Using vCenter Operations Manager to tame rowdy virtual machines

This second installment of the vCenter Operations Manager tutorial explains the interface that details your virtual environment's health.

VMware vCenter Operations Manager is a reporting tool designed to help system administrators find and eliminate...

virtual infrastructure issues. Here, we'll look at the interface, how it works and some tips to understand it.

(This is part two; part one covered vCOPs installation and setup.)

Exploring the vCOPs dashboard

To log in to the vCenter Operation's Manager (vCOPs) system, use the URL you set up during installation. Use the login that you set up -- the domain admin account will work. It is also possible to use the application via the vSphere console if the vCOPs plugin is installed.
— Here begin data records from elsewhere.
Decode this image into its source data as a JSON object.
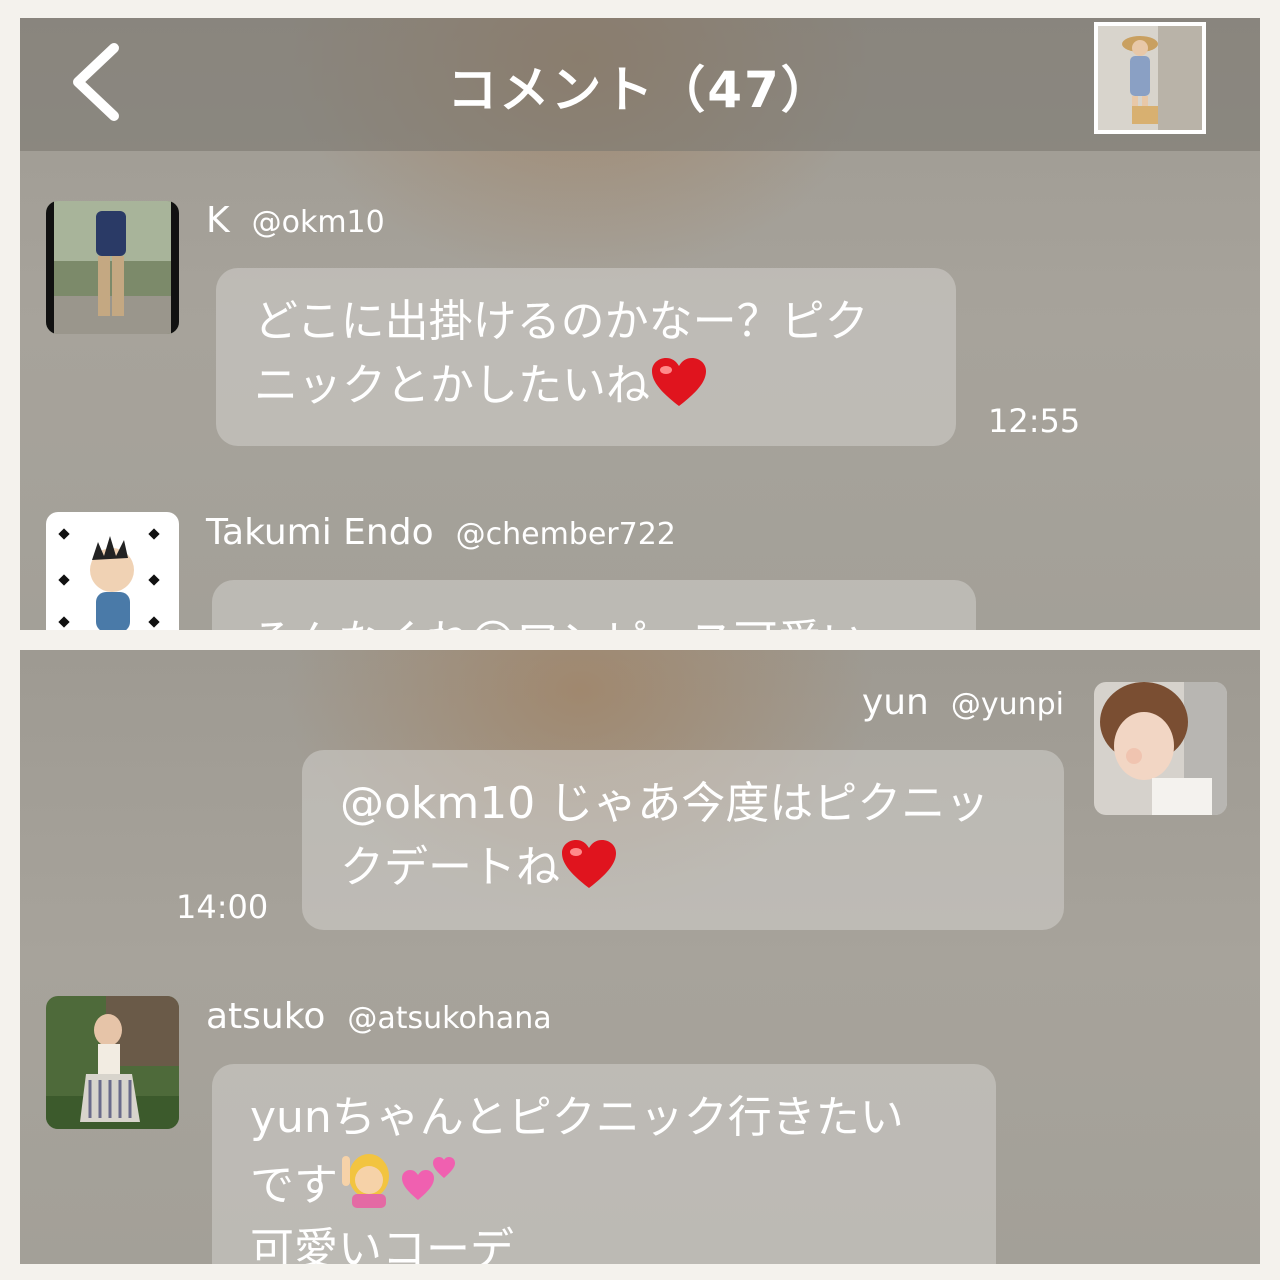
{
  "header": {
    "title": "コメント（47）",
    "back_icon": "chevron-left-icon"
  },
  "comments_top": [
    {
      "name": "K",
      "handle": "@okm10",
      "line1": "どこに出掛けるのかなー？ピク",
      "line2": "ニックとかしたいね",
      "time": "12:55"
    },
    {
      "name": "Takumi Endo",
      "handle": "@chember722",
      "partial_text": "そんなくね😊ワンピース可愛い"
    }
  ],
  "comments_bottom": [
    {
      "name": "yun",
      "handle": "@yunpi",
      "line1": "@okm10 じゃあ今度はピクニッ",
      "line2": "クデートね",
      "time": "14:00"
    },
    {
      "name": "atsuko",
      "handle": "@atsukohana",
      "line1": "yunちゃんとピクニック行きたい",
      "line2": "です",
      "line3": "可愛いコーデ"
    }
  ],
  "colors": {
    "heart": "#e0141e",
    "bubble": "#d2d0cc",
    "text": "#ffffff"
  }
}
If a serial number is not entered, the system will work in evaluation mode. Evaluation mode doesn't expire, but it doesn't give access to the more advanced features, such as the customizable dashboard. To add the license, open vSphere client, Administration, followed by Licenses. Click Assets and you will see vCOPs listed. Double-click on this, and add the evaluation or fully licensed key. Restart the application from the vCOPs admin console (Status, Application controls, then Restart). This may take several minutes.

After logging in you will see the vCOPs user interface (UI).

Health weather map
Figure 1. The Dashboard tab shows the health weather map of your virtual environment, risk trends and workload strain.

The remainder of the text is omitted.